Iran closes Hormuz and strikes the Gulf after being attacked by the USA

While Tehran claims control of the strait, Washington interprets that it must be open to navigation

A man walks next to a symbolic model of an Iranian missile in Imam Hussein Square in Tehran.
Upd. 15
3 min

BeirutSirens have sounded again this Sunday in several Gulf countries as the United States and Iran took a new step in an escalation that threatens to squander the fragile Memorandum of Understanding signed just weeks ago between Washington and Tehran. After a third wave of American bombings against more than 140 Iranian military targets in the past few hours, Tehran has responded with a coordinated offensive against American military installations in the Gulf. It has struck Qatar, Bahrain, Kuwait, Oman, and Jordan with missiles and drones, while also announcing the closure of the Strait of Hormuz, the artery through which around 20% of the world's traded oil and liquefied natural gas passes.

The exchanges began when Washington launched a wave of attacks against Iranian territory, which the United States Central Command (Centcom) justified as a measure to "degrade Iran's capability," after Tehran bombed a Cyprus-flagged container ship navigating an unauthorized route in the Strait of Hormuz. Iranian media have reported explosions in various parts of the country, including cities in Bushehr province (southwest), which houses a nuclear power plant, and also several localities near Hormuz.

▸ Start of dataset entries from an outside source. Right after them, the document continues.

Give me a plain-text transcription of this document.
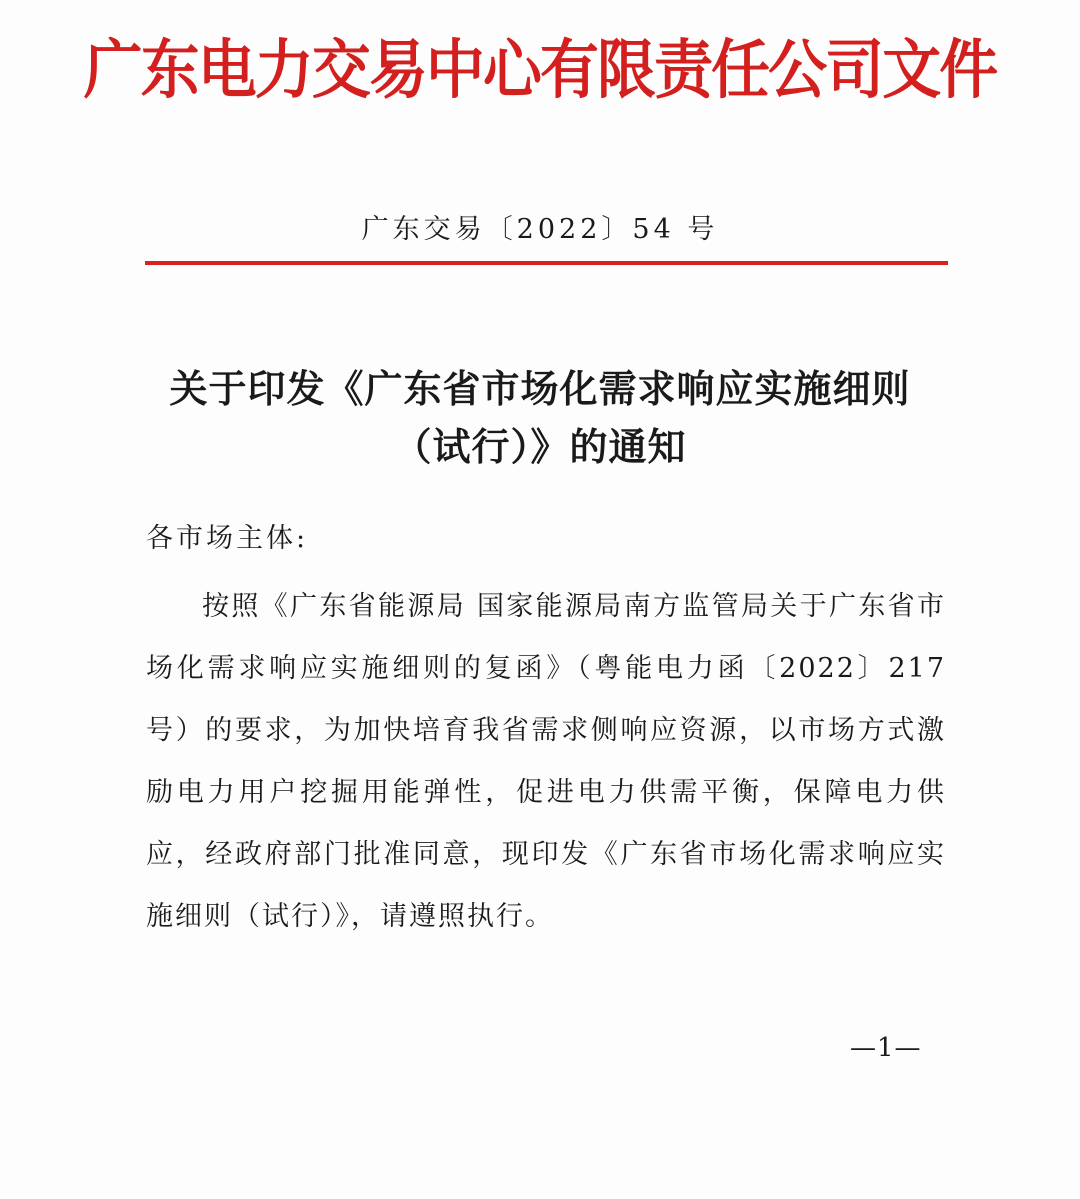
广东电力交易中心有限责任公司文件
广东交易〔2022〕54 号
关于印发《广东省市场化需求响应实施细则
（试行）》的通知
各市场主体:

按照《广东省能源局 国家能源局南方监管局关于广东省市场化需求响应实施细则的复函》（粤能电力函〔2022〕217 号）的要求，为加快培育我省需求侧响应资源，以市场方式激励电力用户挖掘用能弹性，促进电力供需平衡，保障电力供应，经政府部门批准同意，现印发《广东省市场化需求响应实施细则（试行）》，请遵照执行。

—1—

Iran was quick to respond and struck the regional network of bases and infrastructure that supports Washington's military presence in the Gulf. Tehran has claimed responsibility for attacks on logistics centers and military support platforms in Oman, American defense systems and radars in Kuwait and Bahrain, and Prince Hassan Air Base in Jordan. In Qatar, missiles targeted Al Udeid Air Base, one of the largest American military installations in the region. Doha says it intercepted the projectiles, although three people were injured by fragments.

Tehran has announced the closure of the Strait of Hormuz, key to global trade, until "the end of US interference in this region." But Washington assures that the strait remains open and that its forces are prepared to guarantee freedom of navigation. The Joint Maritime Information Center has confirmed that the southern maritime corridor remains operational, although it has raised the threat level to "severe" due to the risk to ships.

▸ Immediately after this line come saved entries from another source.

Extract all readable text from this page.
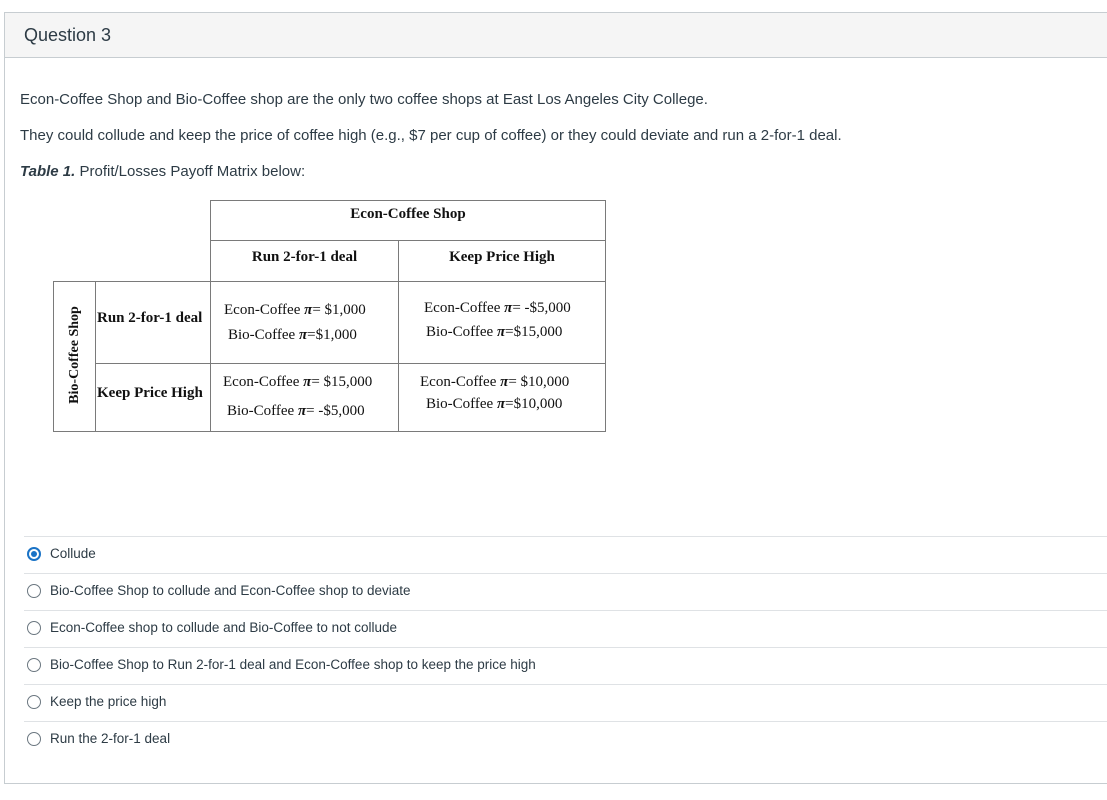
Question 3
Econ-Coffee Shop and Bio-Coffee shop are the only two coffee shops at East Los Angeles City College.
They could collude and keep the price of coffee high (e.g., $7 per cup of coffee) or they could deviate and run a 2-for-1 deal.
Table 1. Profit/Losses Payoff Matrix below:
Econ-Coffee Shop
Run 2-for-1 deal	Keep Price High
Bio-Coffee Shop Run 2-for-1 deal
Keep Price High
Econ-Coffee π= $1,000
Bio-Coffee π=$1,000
Econ-Coffee π= -$5,000
Bio-Coffee π=$15,000
Econ-Coffee π= $15,000
Bio-Coffee π= -$5,000
Econ-Coffee π= $10,000
Bio-Coffee π=$10,000
Collude
Bio-Coffee Shop to collude and Econ-Coffee shop to deviate
Econ-Coffee shop to collude and Bio-Coffee to not collude
Bio-Coffee Shop to Run 2-for-1 deal and Econ-Coffee shop to keep the price high
Keep the price high
Run the 2-for-1 deal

A memorandum of misunderstanding

The immediate trigger for this new escalation has been the Iranian attacks on several commercial ships sailing through the Strait of Hormuz and the subsequent military response by the United States. But the origin of the crisis goes back further. It dates back to the Memorandum of Understanding signed last June, a document that was supposed to open a sixty-day negotiation to end the war, limit Iran's nuclear program, and reduce tensions on all fronts in the region.

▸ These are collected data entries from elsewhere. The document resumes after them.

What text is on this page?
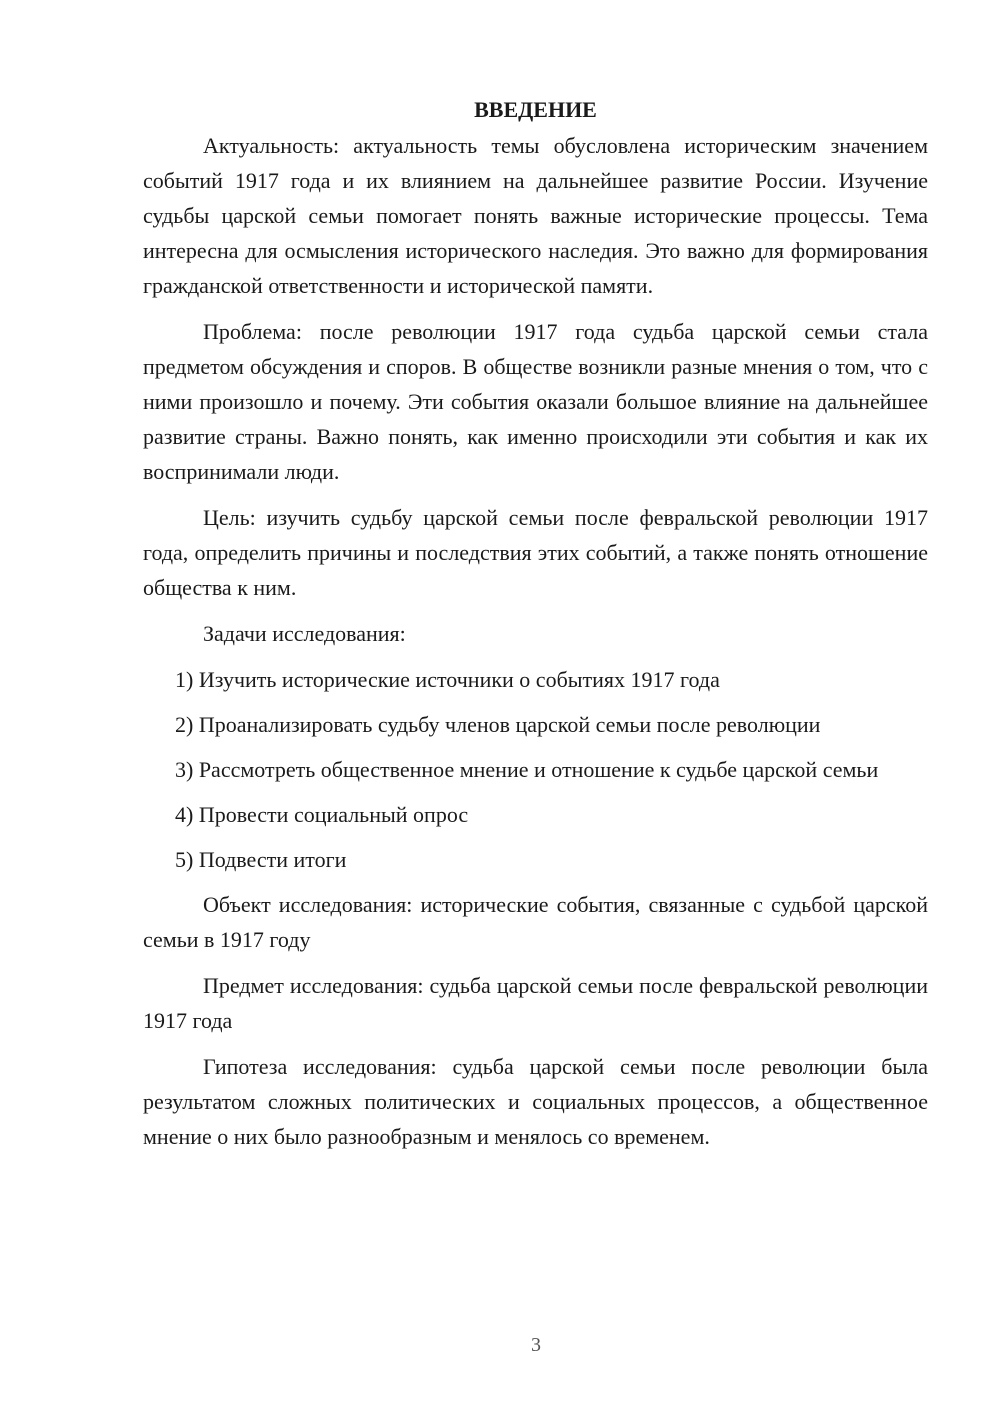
ВВЕДЕНИЕ

Актуальность: актуальность темы обусловлена историческим значением событий 1917 года и их влиянием на дальнейшее развитие России. Изучение судьбы царской семьи помогает понять важные исторические процессы. Тема интересна для осмысления исторического наследия. Это важно для формирования гражданской ответственности и исторической памяти.

Проблема: после революции 1917 года судьба царской семьи стала предметом обсуждения и споров. В обществе возникли разные мнения о том, что с ними произошло и почему. Эти события оказали большое влияние на дальнейшее развитие страны. Важно понять, как именно происходили эти события и как их воспринимали люди.

Цель: изучить судьбу царской семьи после февральской революции 1917 года, определить причины и последствия этих событий, а также понять отношение общества к ним.

Задачи исследования:

1) Изучить исторические источники о событиях 1917 года

2) Проанализировать судьбу членов царской семьи после революции

3) Рассмотреть общественное мнение и отношение к судьбе царской семьи

4) Провести социальный опрос

5) Подвести итоги

Объект исследования: исторические события, связанные с судьбой царской семьи в 1917 году

Предмет исследования: судьба царской семьи после февральской революции 1917 года

Гипотеза исследования: судьба царской семьи после революции была результатом сложных политических и социальных процессов, а общественное мнение о них было разнообразным и менялось со временем.

3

The Iranian position was summarized this Sunday by the President of Parliament and one of the main negotiators of the agreement, Mohammad Bagher Ghalibaf. "The era of unilateral agreements is over. We told them to keep their word or they would pay the price," he wrote along with an image of Article 5 of the Memorandum with the phrase "the Islamic Republic of Iran will take the necessary measures." It was not a casual reference. It was a way of pointing to the specific point on which, according to Tehran, the entire current crisis rests.

Article 5 stipulated the reopening of the Strait of Hormuz and committed Iran to guaranteeing navigation safety during the negotiation period. For the United States, this commitment meant restoring freedom of navigation and preventing any interference on a route through which one-fifth of the world's energy transits. Iran, on the other hand, understood that the text recognized its central role in the management of the strait and that, once the transitional period concluded, any navigation mechanism had to be negotiated with Oman, the other riparian state.

The importance that Iran attaches to this corridor was also summarized by Mohsen Rezaei, military advisor to the supreme leader, who stated that "the Strait of Hormuz is more important than dozens of atomic bombs." The statement goes beyond rhetoric. It reflects an idea that has been gaining weight within Iranian strategy after months of war: if the Islamic Republic cannot guarantee its own security, it will not allow the rest of the region to enjoy stability as if the conflict did not exist.

More than a dispute over navigation, what is emerging is a struggle to decide who sets the rules of the game in the Gulf. The United States insists that freedom of navigation cannot be subject to conditions or restrictions. Iran maintains that the security of the strait cannot be managed apart from its interests and claims a decisive role alongside Oman. These are two visions that are difficult to reconcile and that the Memorandum of Understanding never managed to resolve.

On paper, the ceasefire remains in effect. Neither of the two parties has officially announced its rupture and the deadline for negotiating a definitive agreement remains open. But the attacks of recent days have revealed the contradictions. The waters of Hormuz have reopened to commercial traffic, but the strait remains politically closed. What is blocked is not only a maritime route, but the understanding between Washington and Tehran on the rules that should govern one of the world's most strategic passages.